Posted by: Martin Rabkin | January 17, 2007 at 02:26 PM
The independent research space could certainly use a shakeout. I continue to be amazed at the lack of good product out there. Most sell-side firms are pushing out the same stuff. "Company XYZ lowers guidance, stock likely to fall."
I'm being a little unfair because some firms, like American Technology Group, have had some very good fundamental research calls in the past few months.
I think those hoping to survive as independent research providers need to really focus on the value they can add in the current environment.
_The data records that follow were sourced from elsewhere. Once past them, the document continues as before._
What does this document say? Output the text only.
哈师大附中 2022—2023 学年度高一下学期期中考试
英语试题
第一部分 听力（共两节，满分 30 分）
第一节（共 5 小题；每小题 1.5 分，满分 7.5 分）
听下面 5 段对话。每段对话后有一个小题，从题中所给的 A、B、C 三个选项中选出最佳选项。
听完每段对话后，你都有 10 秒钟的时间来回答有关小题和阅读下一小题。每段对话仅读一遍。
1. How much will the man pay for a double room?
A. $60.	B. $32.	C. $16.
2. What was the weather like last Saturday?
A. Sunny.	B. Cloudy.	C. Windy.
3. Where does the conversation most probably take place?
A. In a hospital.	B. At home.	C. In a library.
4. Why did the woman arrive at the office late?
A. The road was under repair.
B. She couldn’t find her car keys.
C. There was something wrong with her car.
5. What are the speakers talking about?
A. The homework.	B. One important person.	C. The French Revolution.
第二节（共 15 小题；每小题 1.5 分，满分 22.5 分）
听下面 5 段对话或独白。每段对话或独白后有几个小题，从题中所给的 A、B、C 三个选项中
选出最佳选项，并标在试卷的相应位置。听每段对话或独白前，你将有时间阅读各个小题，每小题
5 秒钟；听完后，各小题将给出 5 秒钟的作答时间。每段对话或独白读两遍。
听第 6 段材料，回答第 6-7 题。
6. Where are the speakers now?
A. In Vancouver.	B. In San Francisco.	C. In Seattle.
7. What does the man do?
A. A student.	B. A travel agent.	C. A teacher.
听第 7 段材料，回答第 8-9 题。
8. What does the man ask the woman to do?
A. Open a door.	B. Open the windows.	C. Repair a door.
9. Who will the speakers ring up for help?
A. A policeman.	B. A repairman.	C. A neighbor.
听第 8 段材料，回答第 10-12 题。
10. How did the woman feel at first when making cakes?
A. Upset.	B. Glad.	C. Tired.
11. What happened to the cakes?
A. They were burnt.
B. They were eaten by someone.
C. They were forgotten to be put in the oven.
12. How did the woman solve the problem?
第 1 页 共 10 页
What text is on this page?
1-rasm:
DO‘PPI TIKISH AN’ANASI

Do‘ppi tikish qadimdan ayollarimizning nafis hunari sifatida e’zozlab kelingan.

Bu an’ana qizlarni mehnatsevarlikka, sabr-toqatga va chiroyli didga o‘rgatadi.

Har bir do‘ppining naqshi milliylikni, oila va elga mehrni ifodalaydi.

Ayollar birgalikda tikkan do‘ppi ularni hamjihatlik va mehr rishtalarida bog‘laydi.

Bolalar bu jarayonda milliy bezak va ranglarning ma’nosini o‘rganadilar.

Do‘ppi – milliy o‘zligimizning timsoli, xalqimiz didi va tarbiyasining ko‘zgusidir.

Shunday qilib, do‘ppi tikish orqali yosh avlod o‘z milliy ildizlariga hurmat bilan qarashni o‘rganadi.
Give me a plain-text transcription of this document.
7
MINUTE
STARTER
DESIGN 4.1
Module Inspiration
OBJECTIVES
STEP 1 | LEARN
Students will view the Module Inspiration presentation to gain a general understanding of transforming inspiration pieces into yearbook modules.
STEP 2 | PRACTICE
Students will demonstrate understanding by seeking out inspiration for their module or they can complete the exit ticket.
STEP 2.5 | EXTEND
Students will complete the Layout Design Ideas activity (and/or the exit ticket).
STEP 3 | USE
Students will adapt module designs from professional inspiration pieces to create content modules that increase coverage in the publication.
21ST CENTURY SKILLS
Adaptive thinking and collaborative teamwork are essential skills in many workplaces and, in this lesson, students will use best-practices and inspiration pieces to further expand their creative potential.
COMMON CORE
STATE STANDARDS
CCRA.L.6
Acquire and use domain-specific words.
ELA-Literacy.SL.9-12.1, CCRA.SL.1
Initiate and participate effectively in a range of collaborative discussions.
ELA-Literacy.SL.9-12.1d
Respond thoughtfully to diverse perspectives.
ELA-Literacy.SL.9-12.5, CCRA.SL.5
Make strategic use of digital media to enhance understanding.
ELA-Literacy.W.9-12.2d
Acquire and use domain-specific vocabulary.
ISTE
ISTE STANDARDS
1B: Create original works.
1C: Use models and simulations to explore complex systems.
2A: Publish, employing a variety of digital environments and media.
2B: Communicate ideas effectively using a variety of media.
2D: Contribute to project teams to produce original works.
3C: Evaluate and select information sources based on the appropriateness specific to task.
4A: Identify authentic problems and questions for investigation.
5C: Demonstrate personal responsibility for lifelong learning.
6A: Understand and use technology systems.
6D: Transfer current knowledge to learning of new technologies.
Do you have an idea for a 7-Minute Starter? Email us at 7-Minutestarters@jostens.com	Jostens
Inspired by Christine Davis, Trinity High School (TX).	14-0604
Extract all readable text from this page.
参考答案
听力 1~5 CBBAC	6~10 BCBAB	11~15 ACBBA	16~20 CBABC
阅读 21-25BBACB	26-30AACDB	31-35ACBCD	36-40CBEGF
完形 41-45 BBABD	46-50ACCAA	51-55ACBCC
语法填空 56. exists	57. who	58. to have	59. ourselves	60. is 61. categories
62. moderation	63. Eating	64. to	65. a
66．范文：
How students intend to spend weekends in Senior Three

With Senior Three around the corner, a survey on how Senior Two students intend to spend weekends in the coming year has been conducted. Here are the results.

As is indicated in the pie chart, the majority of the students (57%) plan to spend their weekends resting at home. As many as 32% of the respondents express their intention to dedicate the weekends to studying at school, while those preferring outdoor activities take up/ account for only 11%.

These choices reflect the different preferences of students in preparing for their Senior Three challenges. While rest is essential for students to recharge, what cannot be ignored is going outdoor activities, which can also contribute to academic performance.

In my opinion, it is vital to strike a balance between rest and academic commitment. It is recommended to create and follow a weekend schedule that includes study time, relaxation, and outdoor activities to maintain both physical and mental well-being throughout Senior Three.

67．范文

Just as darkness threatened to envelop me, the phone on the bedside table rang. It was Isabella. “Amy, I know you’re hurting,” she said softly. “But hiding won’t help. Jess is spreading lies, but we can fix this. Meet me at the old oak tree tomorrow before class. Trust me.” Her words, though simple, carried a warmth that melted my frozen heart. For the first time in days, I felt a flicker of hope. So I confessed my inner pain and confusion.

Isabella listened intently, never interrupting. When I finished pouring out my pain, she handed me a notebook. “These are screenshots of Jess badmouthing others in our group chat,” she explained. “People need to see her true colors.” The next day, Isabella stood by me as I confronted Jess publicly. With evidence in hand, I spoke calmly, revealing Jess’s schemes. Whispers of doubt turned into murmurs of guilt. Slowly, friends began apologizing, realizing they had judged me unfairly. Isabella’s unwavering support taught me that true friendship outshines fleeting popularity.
CFRA is a good example of what worked in the past. Today I think the bar is higher and only the best will do. That goes from quality of information, domain expertise and production values.
Services like Monitor110 and others in the hands of smart buy-side firms seem inevitable.
Domain expertise and the ability to map fundamental changes quickly to future impacts on business results and stock prices will remain a lucrative talent.
Posted by: Kris Tuttle | January 17, 2007 at 04:10 AM
Thanks for the post.
Information Overload accurse in all levels, spaces.
We, humans, are in a course of progress, learning to manage our information society as opposed information (technology) managing us.
Another perspective on information overload watch here: http://nationville.com/
Posted by: Grace Nationville | January 16, 2007 at 09:52 AM
Excellent post. How does Monitor110 differentiate vs other platforms targeting the institutional investor such as Majestic and BuzzMetrics?
Posted by: Ben | January 15, 2007 at 12:11 PM
There is an excellent academic study pertaining to this phenomenon.
Solving the Sell-Side Research Problem: Insights from Buy-Side Professionals
http://mba.tuck.dartmouth.edu/pages/faculty/kent.womack/working_papers/InsightsProfs.pdf
Sir, all round good post. Though you should have talked a little about the TOPS system developed by Marshall Wace & Paul Marshall to grade buy/sells of the analysts, that you had brought to my attention a while back.
It seems to be quite good, do you think it will see a wider adoption, especially in the US? And, why do you think it hasn't been adopted yet?
"The unique system of using algorithms to analyze the recommendations from salesmen and rank them to decide who wins Marshall Wace’s considerable business has paid off."